I would like to thank for the article as well as for all the comments, with which I connect entirely.

It makes me sad how hard life can be for INFJs, but for me finding out that my personality type is the least common and that I experience life differently made me understand better why I so often get very low and why I've never felt like I fit in, although I've always tried really hard to do so. I had a relationship in which I was not happy for quite some time, but I just didn't want to connect my depressions with being misunderstood by my partner (and my parents, AND most of my friends at that time), so I would intentionally overlook everything negative and force myself to see the good in the relationship. Typically, I would blame myself for everything and hate myself for being so different and misunderstood. Eventually, I could not bare the self-sacrificing anymore, as I suddenly realised I'll either lose my partner OR myself, which was a waking call for a break-up with my ex-partner (after almost 4 years). Being alone is hard, but honestly, I feel just as alone as I felt in the relationship most of the time (especially the last year). Now I'm trying to reconnect with myself and get to know myself as much as I can, and, for God's sake, finally trying to stop faking my way to "normality". I'm trying to let myself cry when I need to, not trying to stay strong all the time, fearing that my vulnerability will make others love me less (although I hate crying in front of others, so I always connect with my emotions only all by myself; a huge help is yoga, meditation, reorganizing my room, playing piano, reading books and writing - I've kept a journal since I was 5).

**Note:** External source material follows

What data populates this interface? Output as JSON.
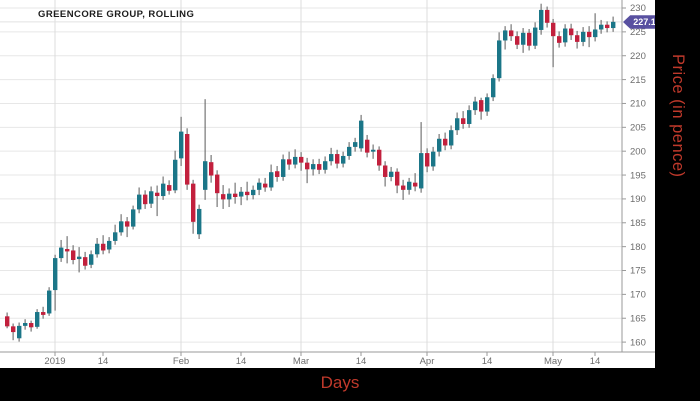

So that's how I'm coping with my sensitivity. But if there's one thing I really want to say here, it is this: Learn toMAKE YOURSELF A PRIORITY. For some personality types a little bit of selfishness is absolutely natural; not for an INFJ. Fail at listening to yourself and try faking being someone else and it's a straight road to depression, disconnection and misery. But the world needs us strong, calm and active. Because who else would wake up every morning determined to make the world a better place?